If you have more time
Task: Add the Turtle triples below (from exercise 3-5) to your data_graph.
ex:investigation_162 a ex:Indictment ;
ex:american "unknown" ;
ex:cp_date "2018-02-23"^^xsd:date ;
ex:cp_days 282 ;
ex:indictment_days 166 ;
ex:investigation ex:russia ;
ex:investigation_days 659 ;
ex:investigation_end "unknown" ;
ex:investigation_start "2017-05-17"^^xsd:date ;
foaf:name "Rick Gates" ;
ex:investigatedPerson ex:Rick_Gates ;
ex:outcome ex:guilty_plea ;
ex:overturned false ;
ex:pardoned false ;
ex:president ex:Donald_Trump .
Extend your shapes graph for each of these constraints:
- The only allowed values for ex:american are true, false or unknown.
- The value of a property that counts days must be an integer.
- The value of a property that indicates a start date must be xsd:date.

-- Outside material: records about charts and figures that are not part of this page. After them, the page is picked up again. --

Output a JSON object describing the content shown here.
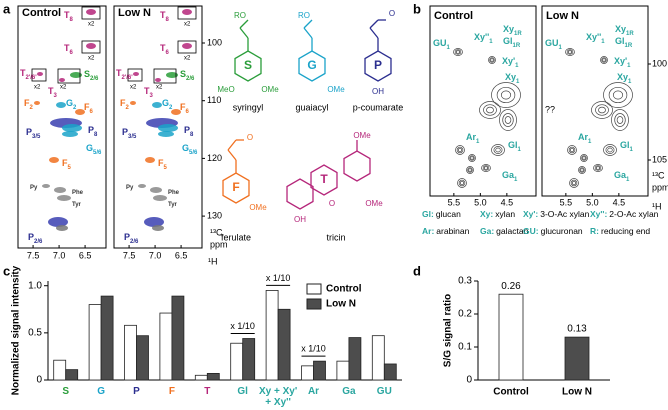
{
  "panel_labels": [
    "a",
    "b",
    "c",
    "d"
  ],
  "nmr_a": {
    "titles": [
      "Control",
      "Low N"
    ],
    "xticks": [
      7.5,
      {
        "value": 7,
        "label": "7.0"
      },
      6.5
    ],
    "yticks": [
      100,
      110,
      120,
      130
    ],
    "x_unit": "¹H",
    "y_unit": "¹³C",
    "ppm": "ppm",
    "zoom_label": "x2",
    "peaks": [
      {
        "base": "T",
        "sub": "8",
        "color": "#b5267a"
      },
      {
        "base": "T",
        "sub": "6",
        "color": "#b5267a"
      },
      {
        "base": "T",
        "sub": "2'/6'",
        "color": "#b5267a"
      },
      {
        "base": "S",
        "sub": "2/6",
        "color": "#2a9d3a"
      },
      {
        "base": "T",
        "sub": "3",
        "color": "#b5267a"
      },
      {
        "base": "F",
        "sub": "2",
        "color": "#f07020"
      },
      {
        "base": "G",
        "sub": "2",
        "color": "#1aa3c9"
      },
      {
        "base": "F",
        "sub": "6",
        "color": "#f07020"
      },
      {
        "base": "P",
        "sub": "3/5",
        "color": "#2b2e8f"
      },
      {
        "base": "P",
        "sub": "8",
        "color": "#2b2e8f"
      },
      {
        "base": "G",
        "sub": "5/6",
        "color": "#1aa3c9"
      },
      {
        "base": "F",
        "sub": "5",
        "color": "#f07020"
      },
      {
        "base": "Py",
        "sub": "",
        "color": "#333333"
      },
      {
        "base": "Phe",
        "sub": "",
        "color": "#333333"
      },
      {
        "base": "Tyr",
        "sub": "",
        "color": "#333333"
      },
      {
        "base": "P",
        "sub": "2/6",
        "color": "#2b2e8f"
      }
    ]
  },
  "structures": [
    {
      "name": "syringyl",
      "letter": "S",
      "color": "#2a9d3a",
      "groups": [
        "RO",
        "MeO",
        "OMe"
      ]
    },
    {
      "name": "guaiacyl",
      "letter": "G",
      "color": "#1aa3c9",
      "groups": [
        "RO",
        "OMe"
      ]
    },
    {
      "name": "p-coumarate",
      "letter": "P",
      "color": "#2b2e8f",
      "groups": [
        "O",
        "OH"
      ]
    },
    {
      "name": "ferulate",
      "letter": "F",
      "color": "#f07020",
      "groups": [
        "O",
        "OMe"
      ]
    },
    {
      "name": "tricin",
      "letter": "T",
      "color": "#b5267a",
      "groups": [
        "OMe",
        "OMe",
        "OH",
        "O"
      ]
    }
  ],
  "nmr_b": {
    "titles": [
      "Control",
      "Low N"
    ],
    "xticks": [
      5.5,
      {
        "value": 5,
        "label": "5.0"
      },
      4.5
    ],
    "yticks": [
      100,
      105
    ],
    "x_unit": "¹H",
    "y_unit": "¹³C",
    "ppm": "ppm",
    "unknown": "??",
    "peaks": [
      {
        "base": "GU",
        "sub": "1"
      },
      {
        "base": "Xy''",
        "sub": "1"
      },
      {
        "base": "Xy",
        "sub": "1R"
      },
      {
        "base": "Gl",
        "sub": "1R"
      },
      {
        "base": "Xy'",
        "sub": "1"
      },
      {
        "base": "Xy",
        "sub": "1"
      },
      {
        "base": "Gl",
        "sub": "1"
      },
      {
        "base": "Ar",
        "sub": "1"
      },
      {
        "base": "Ga",
        "sub": "1"
      }
    ],
    "legend": [
      {
        "abbr": "Gl:",
        "name": "glucan"
      },
      {
        "abbr": "Xy:",
        "name": "xylan"
      },
      {
        "abbr": "Xy':",
        "name": "3-O-Ac xylan"
      },
      {
        "abbr": "Xy'':",
        "name": "2-O-Ac xylan"
      },
      {
        "abbr": "Ar:",
        "name": "arabinan"
      },
      {
        "abbr": "Ga:",
        "name": "galactan"
      },
      {
        "abbr": "GU:",
        "name": "glucuronan"
      },
      {
        "abbr": "R:",
        "name": "reducing end"
      }
    ]
  },
  "chart_data": [
    {
      "type": "bar",
      "ylabel": "Normalized signal intensity",
      "categories": [
        "S",
        "G",
        "P",
        "F",
        "T",
        "Gl",
        "Xy + Xy' + Xy''",
        "Ar",
        "Ga",
        "GU"
      ],
      "category_colors": [
        "#2a9d3a",
        "#1aa3c9",
        "#2b2e8f",
        "#f07020",
        "#b5267a",
        "#2aa6a0",
        "#2aa6a0",
        "#2aa6a0",
        "#2aa6a0",
        "#2aa6a0"
      ],
      "series": [
        {
          "name": "Control",
          "color": "#ffffff",
          "values": [
            0.21,
            0.8,
            0.58,
            0.71,
            0.05,
            0.39,
            0.95,
            0.15,
            0.2,
            0.47
          ]
        },
        {
          "name": "Low N",
          "color": "#4d4d4d",
          "values": [
            0.11,
            0.89,
            0.47,
            0.89,
            0.07,
            0.44,
            0.75,
            0.2,
            0.45,
            0.17
          ]
        }
      ],
      "annotations": [
        {
          "text": "x 1/10",
          "category": 5
        },
        {
          "text": "x 1/10",
          "category": 6
        },
        {
          "text": "x 1/10",
          "category": 7
        }
      ],
      "ylim": [
        0,
        1.05
      ],
      "yticks": [
        0,
        0.5,
        {
          "value": 1,
          "label": "1.0"
        }
      ],
      "legend": "upper right"
    },
    {
      "type": "bar",
      "ylabel": "S/G signal ratio",
      "categories": [
        "Control",
        "Low N"
      ],
      "colors": [
        "#ffffff",
        "#4d4d4d"
      ],
      "values": [
        0.26,
        0.13
      ],
      "ylim": [
        0,
        0.3
      ],
      "yticks": [
        0,
        0.1,
        0.2,
        0.3
      ]
    }
  ]
}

- The value of a property that indicates an end date must be xsd:date or unknown (tip: you can use sh:or (...) ).
- Every indictment must have exactly one FOAF name for the investigated person.
- Every indictment must have exactly one investigated person property, and that person must have the type ex:PersonUnderInvestigation.
- No URI-s can contain hyphens ('-').
- Presidents must be identified with URIs.
Task: When you run SHACL on large data graphs, the results_graph and result_text will report the same error many times (but for different nodes). Write a SPARQL query to print out each distinct sh:resultMessage in the results_graph.
Task: Modify the above query so it prints out each sh:resultMessage in the results_graph once, along with the number of times that message has been repeated in the results.